Re: Virtual User handling

2019-09-02 Thread Ede Wolf

Hello Edgar,

thanks very much for your in depth reply and the effort you've put into it.

As for the "user" keyword, the way I understand this, it that it equals 
the "as" statement in the old version.


... lmtp "/run/cyrus/lmtp" rcpt-to ->as nobody<-

Does however not work as I imangined. I am currently trying to get 6.4.2 
up and running this week, see next thread.


Back to your reply: That catchall from your example in "@ catchall" is 
not a keyword, is it? But a local user accout?


> but some real user has to own the mailbox...

Care to explain, why is that?

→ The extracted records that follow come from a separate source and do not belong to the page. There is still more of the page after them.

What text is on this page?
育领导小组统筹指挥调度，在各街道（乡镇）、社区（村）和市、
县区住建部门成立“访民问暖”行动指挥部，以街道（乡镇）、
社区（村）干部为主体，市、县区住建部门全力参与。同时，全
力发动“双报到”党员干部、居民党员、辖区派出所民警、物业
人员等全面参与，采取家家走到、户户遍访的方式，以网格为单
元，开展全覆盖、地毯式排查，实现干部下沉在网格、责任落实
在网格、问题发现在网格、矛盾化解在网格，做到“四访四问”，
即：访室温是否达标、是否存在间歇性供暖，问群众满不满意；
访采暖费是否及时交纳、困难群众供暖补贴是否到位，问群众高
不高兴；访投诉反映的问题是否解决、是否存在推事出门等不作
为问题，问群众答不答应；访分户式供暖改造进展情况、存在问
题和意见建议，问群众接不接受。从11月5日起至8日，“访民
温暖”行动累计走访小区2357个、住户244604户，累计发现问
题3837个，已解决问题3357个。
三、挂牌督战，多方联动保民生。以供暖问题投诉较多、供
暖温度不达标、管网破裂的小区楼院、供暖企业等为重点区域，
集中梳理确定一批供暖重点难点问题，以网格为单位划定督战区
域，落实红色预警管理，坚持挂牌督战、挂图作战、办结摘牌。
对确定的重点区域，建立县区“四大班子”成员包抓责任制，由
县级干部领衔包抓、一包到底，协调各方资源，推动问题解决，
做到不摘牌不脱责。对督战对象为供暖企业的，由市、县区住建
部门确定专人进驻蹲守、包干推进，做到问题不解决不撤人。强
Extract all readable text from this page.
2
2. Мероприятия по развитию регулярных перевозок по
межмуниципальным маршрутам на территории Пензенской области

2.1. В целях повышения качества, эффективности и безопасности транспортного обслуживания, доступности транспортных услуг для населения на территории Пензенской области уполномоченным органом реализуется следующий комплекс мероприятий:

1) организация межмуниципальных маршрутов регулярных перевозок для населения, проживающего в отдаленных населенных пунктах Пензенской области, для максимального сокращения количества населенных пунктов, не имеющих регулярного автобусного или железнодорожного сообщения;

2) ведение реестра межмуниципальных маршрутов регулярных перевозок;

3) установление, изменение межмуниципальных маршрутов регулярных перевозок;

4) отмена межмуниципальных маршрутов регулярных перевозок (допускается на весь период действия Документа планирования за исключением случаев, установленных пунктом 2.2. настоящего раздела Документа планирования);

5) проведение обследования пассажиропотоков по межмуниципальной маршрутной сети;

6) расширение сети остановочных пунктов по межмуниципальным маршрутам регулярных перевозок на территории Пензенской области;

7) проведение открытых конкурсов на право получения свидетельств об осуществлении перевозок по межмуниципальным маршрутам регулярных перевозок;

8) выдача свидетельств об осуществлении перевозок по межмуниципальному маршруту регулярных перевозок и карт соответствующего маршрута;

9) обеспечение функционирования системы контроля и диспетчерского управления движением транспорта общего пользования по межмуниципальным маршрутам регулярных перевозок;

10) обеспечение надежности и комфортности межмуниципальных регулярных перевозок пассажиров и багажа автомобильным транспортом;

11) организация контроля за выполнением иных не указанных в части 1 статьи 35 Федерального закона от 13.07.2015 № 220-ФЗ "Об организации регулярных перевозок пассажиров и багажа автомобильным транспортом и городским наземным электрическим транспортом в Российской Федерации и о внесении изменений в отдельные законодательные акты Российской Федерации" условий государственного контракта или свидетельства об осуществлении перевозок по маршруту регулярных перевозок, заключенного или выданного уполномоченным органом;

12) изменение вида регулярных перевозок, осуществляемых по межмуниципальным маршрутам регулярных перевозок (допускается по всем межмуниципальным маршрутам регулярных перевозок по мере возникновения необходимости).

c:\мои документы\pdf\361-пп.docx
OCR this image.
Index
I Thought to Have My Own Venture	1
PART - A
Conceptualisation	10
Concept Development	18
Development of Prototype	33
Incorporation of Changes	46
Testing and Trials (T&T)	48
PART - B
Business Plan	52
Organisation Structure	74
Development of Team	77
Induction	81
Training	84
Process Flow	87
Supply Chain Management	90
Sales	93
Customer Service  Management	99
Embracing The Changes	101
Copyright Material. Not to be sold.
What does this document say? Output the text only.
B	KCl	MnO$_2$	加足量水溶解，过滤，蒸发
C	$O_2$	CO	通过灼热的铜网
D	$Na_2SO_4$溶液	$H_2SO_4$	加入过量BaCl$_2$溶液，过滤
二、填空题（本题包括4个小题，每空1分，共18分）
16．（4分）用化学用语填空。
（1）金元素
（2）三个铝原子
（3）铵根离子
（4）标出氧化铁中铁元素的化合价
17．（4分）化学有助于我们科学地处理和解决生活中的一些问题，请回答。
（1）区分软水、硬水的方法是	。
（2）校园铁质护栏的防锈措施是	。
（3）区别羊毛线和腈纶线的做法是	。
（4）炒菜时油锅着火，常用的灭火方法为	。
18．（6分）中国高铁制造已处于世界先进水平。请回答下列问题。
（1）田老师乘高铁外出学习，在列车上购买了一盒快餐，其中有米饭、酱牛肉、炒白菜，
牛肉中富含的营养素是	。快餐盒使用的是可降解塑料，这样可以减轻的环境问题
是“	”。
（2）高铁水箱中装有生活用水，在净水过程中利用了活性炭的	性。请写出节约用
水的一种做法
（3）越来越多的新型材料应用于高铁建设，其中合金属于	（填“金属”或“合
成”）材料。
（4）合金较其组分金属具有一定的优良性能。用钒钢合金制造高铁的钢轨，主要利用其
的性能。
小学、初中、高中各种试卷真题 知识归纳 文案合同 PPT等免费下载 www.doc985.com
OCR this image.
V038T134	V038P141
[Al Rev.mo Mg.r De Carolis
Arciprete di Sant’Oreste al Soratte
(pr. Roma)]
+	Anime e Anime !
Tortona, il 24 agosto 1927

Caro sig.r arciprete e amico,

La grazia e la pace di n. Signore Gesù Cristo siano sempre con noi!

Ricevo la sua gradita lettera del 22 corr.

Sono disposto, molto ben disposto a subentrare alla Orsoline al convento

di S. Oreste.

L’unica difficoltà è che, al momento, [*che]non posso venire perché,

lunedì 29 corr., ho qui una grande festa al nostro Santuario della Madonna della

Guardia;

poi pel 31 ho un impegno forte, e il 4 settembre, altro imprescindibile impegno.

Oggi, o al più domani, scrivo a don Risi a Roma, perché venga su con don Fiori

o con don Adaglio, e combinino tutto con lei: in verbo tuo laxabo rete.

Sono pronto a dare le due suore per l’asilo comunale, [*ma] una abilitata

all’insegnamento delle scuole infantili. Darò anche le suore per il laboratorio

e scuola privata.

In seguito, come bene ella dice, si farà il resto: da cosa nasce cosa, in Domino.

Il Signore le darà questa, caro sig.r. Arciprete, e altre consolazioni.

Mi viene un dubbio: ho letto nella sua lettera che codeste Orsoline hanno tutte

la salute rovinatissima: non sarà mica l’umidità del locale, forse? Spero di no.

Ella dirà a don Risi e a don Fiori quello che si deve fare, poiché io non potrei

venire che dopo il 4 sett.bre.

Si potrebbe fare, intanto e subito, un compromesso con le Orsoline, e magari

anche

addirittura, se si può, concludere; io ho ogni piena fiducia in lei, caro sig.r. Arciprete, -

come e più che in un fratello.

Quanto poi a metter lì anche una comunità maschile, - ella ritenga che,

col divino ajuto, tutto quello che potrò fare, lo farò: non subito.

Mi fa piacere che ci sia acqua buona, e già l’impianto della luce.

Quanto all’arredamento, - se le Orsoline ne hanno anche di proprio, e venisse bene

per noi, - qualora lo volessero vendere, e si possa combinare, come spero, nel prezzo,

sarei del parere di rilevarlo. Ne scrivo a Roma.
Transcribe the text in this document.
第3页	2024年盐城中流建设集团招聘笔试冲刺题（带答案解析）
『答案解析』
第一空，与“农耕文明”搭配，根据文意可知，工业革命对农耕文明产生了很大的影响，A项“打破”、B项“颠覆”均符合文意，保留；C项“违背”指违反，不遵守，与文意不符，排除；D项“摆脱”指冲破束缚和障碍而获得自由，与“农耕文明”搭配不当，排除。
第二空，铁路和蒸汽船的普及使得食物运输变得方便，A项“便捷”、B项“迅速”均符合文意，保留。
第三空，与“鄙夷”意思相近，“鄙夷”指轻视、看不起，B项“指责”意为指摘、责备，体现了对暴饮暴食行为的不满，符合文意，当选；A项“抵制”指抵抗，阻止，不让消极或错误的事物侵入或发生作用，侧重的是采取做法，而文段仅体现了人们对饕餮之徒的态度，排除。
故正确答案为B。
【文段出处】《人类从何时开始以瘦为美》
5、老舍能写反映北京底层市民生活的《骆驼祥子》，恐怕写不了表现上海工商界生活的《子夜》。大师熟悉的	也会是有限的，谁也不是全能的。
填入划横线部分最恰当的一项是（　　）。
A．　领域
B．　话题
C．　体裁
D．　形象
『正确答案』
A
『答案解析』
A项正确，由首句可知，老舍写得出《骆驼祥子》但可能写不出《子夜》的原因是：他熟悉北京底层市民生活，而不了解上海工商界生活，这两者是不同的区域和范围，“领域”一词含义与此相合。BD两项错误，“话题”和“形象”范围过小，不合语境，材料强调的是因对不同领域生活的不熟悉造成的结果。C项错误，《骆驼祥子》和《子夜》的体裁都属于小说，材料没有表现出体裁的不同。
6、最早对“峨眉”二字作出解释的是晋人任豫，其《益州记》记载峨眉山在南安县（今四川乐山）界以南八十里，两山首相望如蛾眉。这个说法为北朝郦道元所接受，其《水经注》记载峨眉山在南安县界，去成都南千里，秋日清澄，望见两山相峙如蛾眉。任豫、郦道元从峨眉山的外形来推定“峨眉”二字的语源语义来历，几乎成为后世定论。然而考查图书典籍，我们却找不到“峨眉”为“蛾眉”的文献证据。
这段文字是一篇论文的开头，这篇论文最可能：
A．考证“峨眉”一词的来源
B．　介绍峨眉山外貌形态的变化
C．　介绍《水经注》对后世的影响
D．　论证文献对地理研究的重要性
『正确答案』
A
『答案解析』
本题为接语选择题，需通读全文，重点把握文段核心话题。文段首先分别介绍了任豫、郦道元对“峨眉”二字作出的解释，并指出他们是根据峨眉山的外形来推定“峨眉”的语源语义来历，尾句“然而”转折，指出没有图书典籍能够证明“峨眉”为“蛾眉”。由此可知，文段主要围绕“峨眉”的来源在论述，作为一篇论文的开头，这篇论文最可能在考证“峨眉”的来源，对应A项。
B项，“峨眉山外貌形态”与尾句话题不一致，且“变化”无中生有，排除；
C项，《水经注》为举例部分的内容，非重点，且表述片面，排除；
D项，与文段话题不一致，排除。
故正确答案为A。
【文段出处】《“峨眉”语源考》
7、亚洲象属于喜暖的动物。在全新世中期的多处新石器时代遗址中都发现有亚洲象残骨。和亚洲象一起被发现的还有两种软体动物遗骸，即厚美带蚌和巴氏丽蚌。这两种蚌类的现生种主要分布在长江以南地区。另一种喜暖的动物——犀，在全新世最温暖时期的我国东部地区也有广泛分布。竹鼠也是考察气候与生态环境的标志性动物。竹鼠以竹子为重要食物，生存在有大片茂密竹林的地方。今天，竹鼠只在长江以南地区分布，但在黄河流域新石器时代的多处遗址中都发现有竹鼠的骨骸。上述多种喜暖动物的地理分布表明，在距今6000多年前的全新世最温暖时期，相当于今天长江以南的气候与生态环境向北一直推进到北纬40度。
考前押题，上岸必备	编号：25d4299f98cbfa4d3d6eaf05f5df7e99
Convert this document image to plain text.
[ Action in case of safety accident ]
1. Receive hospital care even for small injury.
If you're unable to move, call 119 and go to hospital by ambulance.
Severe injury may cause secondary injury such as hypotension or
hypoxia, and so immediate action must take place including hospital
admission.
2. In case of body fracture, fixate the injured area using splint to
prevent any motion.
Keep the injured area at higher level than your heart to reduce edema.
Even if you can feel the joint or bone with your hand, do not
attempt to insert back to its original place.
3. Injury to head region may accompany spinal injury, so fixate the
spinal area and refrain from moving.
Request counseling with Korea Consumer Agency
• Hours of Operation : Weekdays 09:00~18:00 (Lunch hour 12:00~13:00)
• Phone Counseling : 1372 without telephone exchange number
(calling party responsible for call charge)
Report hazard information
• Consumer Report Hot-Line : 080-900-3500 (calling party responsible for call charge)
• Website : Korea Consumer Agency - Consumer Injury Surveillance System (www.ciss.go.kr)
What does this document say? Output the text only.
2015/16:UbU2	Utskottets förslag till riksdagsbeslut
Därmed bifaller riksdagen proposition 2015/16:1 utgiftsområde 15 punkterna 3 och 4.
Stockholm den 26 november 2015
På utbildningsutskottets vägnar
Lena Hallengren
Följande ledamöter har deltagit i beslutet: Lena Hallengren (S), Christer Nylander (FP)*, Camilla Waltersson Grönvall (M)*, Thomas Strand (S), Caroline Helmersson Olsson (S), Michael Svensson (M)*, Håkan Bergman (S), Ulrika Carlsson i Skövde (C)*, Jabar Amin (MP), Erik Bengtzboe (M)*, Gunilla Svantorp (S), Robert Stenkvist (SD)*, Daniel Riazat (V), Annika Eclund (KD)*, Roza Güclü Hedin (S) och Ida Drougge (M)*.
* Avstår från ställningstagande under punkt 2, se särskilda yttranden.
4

From my unknowledgable point of view, the 
mailbox handling should be done on the other side of the lmtpd socket. 
This misconception is at the very heart of my question.


The idea being that smtpd connects to the lmtp socket as user "nobody" 
(in my example) and delivers the mail to whatever is watining on the 
other side. So the only privileges required should be to connect to the 
socket, what in turn requires a system user.


Basically I am hoping to get the same behaviour for lmtp devilvery as 
for relay, where I can specify a mail-from list and it works like a 
charm, from a 6.5 installation:


action "relay" relay host smtp+notls://192.168.1.1:25
match mail-from  for domain "example.com" action "relay"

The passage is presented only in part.